What, if any, is the standing of a corporation in a derivative action? Until this month, that question was yet to be addressed by the Nevada Supreme Court. We now have an answer.
In Cotter ex rel. Reading Int'l, Inc. v. Kane, 136 Nev. Adv. Rep. 63 (2020), the Nevada Supreme Court held that "a corporate nominal defendant in a derivative action cannot challenge or defend the underlying merits of that action, but may challenge a shareholder plaintiffs standing to bring a derivative suit." In reaching this decision, the Court found persuasive Justice Raymond Ikola's holding in Patrick v. Alacer Corp., 167 Cal. App. 4th 995, 84 Cal. Rptr. 3d 642 (2008).
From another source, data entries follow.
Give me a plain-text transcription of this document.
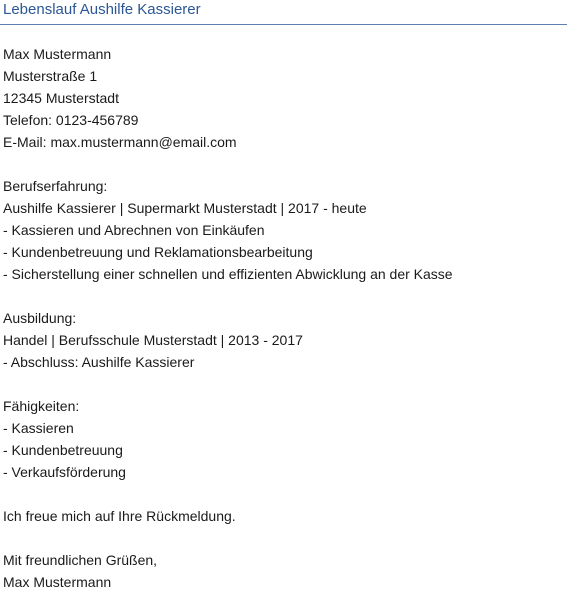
Lebenslauf Aushilfe Kassierer
Max Mustermann
Musterstraße 1
12345 Musterstadt
Telefon: 0123-456789
E-Mail: max.mustermann@email.com
Berufserfahrung:
Aushilfe Kassierer | Supermarkt Musterstadt | 2017 - heute
- Kassieren und Abrechnen von Einkäufen
- Kundenbetreuung und Reklamationsbearbeitung
- Sicherstellung einer schnellen und effizienten Abwicklung an der Kasse
Ausbildung:
Handel | Berufsschule Musterstadt | 2013 - 2017
- Abschluss: Aushilfe Kassierer
Fähigkeiten:
- Kassieren
- Kundenbetreuung
- Verkaufsförderung
Ich freue mich auf Ihre Rückmeldung.
Mit freundlichen Grüßen,
Max Mustermann
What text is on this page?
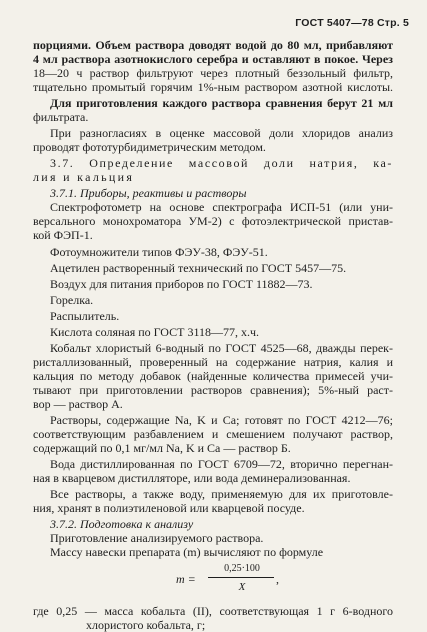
ГОСТ 5407—78 Стр. 5
порциями. Объем раствора доводят водой до 80 мл, прибавляют
4 мл раствора азотнокислого серебра и оставляют в покое. Через
18—20 ч раствор фильтруют через плотный беззольный фильтр,
тщательно промытый горячим 1%-ным раствором азотной кислоты.
Для приготовления каждого раствора сравнения берут 21 мл
фильтрата.
При разногласиях в оценке массовой доли хлоридов анализ
проводят фототурбидиметрическим методом.
3.7. Определение массовой доли натрия, ка-
лия и кальция
3.7.1. Приборы, реактивы и растворы
Спектрофотометр на основе спектрографа ИСП-51 (или уни-
версального монохроматора УМ-2) с фотоэлектрической пристав-
кой ФЭП-1.
Фотоумножители типов ФЭУ-38, ФЭУ-51.
Ацетилен растворенный технический по ГОСТ 5457—75.
Воздух для питания приборов по ГОСТ 11882—73.
Горелка.
Распылитель.
Кислота соляная по ГОСТ 3118—77, х.ч.
Кобальт хлористый 6-водный по ГОСТ 4525—68, дважды перек-
ристаллизованный, проверенный на содержание натрия, калия и
кальция по методу добавок (найденные количества примесей учи-
тывают при приготовлении растворов сравнения); 5%-ный раст-
вор — раствор А.
Растворы, содержащие Na, K и Ca; готовят по ГОСТ 4212—76;
соответствующим разбавлением и смешением получают раствор,
содержащий по 0,1 мг/мл Na, K и Ca — раствор Б.
Вода дистиллированная по ГОСТ 6709—72, вторично перегнан-
ная в кварцевом дистилляторе, или вода деминерализованная.
Все растворы, а также воду, применяемую для их приготовле-
ния, хранят в полиэтиленовой или кварцевой посуде.
3.7.2. Подготовка к анализу
Приготовление анализируемого раствора.
Массу навески препарата (m) вычисляют по формуле
m =
0,25·100
X
,
где 0,25 — масса кобальта (II), соответствующая 1 г 6-водного
хлористого кобальта, г;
The Nevada Supreme also determined that the plaintiff lacked standing because he did not adequately represent shareholders. In making this determination, the Court expressly adopted the eight factors established by the Ninth Circuit Court of Appeals in Larson v. Dumke, 900 F.2d 1363, 1367 (1990). According to the Court, the plaintiff's interests diverged from other shareholders because one of the main remedies that he sought was reinstatement as Chief Executive Officer of the corporation. The Court also noted that the derivative action appeared to be "vindictively sought".